(Bloomberg) — UnitedHealth Group Inc., the biggest U.S. health insurer, reported a first-quarter profit decline that was less than analysts’ estimates as higher enrollment helped blunt the effect of increased medical costs. The company reiterated its full-year forecast.

Net income fell 14% to $1.19 billion, or $1.16 a share, from $1.39 billion, or $1.31, a year earlier, the Minnetonka, Minnesota-based company said today in a statement. The per-share earnings beat by 2 cents the average of 21 analysts’ estimates compiled by Bloomberg. Revenue rose 11%to $30.3 billion.

UnitedHealth hasn’t missed analysts’ profit estimates in four years as earnings have been helped by an economic outlook that discouraged Americans from seeking medical care. Insurers have scaled back premium increases this year, in part to reflect those lower costs, says Carl McDonald, a Citigroup analyst in New York.

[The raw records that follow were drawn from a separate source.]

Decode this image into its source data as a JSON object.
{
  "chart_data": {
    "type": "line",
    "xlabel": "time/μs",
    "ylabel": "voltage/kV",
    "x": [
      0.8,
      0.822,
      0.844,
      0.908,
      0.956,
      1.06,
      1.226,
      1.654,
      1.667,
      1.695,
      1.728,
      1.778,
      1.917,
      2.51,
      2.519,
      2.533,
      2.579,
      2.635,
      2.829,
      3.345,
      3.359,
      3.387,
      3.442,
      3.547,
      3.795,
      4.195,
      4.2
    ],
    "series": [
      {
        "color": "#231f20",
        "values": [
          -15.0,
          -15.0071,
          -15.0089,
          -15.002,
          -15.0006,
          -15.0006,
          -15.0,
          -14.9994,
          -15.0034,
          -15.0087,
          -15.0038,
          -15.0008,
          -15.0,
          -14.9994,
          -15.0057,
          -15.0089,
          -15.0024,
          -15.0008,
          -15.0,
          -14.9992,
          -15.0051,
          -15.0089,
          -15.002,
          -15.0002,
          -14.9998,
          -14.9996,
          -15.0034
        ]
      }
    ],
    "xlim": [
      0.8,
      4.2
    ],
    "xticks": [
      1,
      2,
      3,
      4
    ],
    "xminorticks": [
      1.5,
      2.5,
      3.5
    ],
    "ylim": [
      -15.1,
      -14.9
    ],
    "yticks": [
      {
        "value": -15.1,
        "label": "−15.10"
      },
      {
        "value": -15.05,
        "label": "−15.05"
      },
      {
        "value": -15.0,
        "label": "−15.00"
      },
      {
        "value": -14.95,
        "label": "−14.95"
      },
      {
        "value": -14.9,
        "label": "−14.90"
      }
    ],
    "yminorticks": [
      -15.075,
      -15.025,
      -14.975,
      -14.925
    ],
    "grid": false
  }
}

 “United, like many plans, is pricing much closer to cost trend in 2013 than has been the case in prior years,” limiting the potential for earnings gains, McDonald says.

UnitedHealth also faced a difficult comparison with last year’s quarter, when it recorded $530 million in savings for medical claims that were lower than expected, McDonald says.

The company, the first health insurer to report earnings this quarter, reaffirmed its expectations for 2013 earnings of $5.25 a share to $5.50 a share. The average of analysts’ estimates had been $5.52 a share.

UnitedHealth fell 1.2% to $62.03 in New York trading yesterday. The shares have gained 14% this year.

The financial results will probably matter less to investors than the outlook for next year, says Matthew Borsch, a Goldman Sachs Group Inc. analyst in New York. Worries about how President Barack Obama’s Affordable Care Act will affect insurers may keep a lid on the shares, he told clients in an April 16 note.

 “At this point, we think investors will wait for the ‘proof in the pudding’ showing that reform will be manageable,” he says.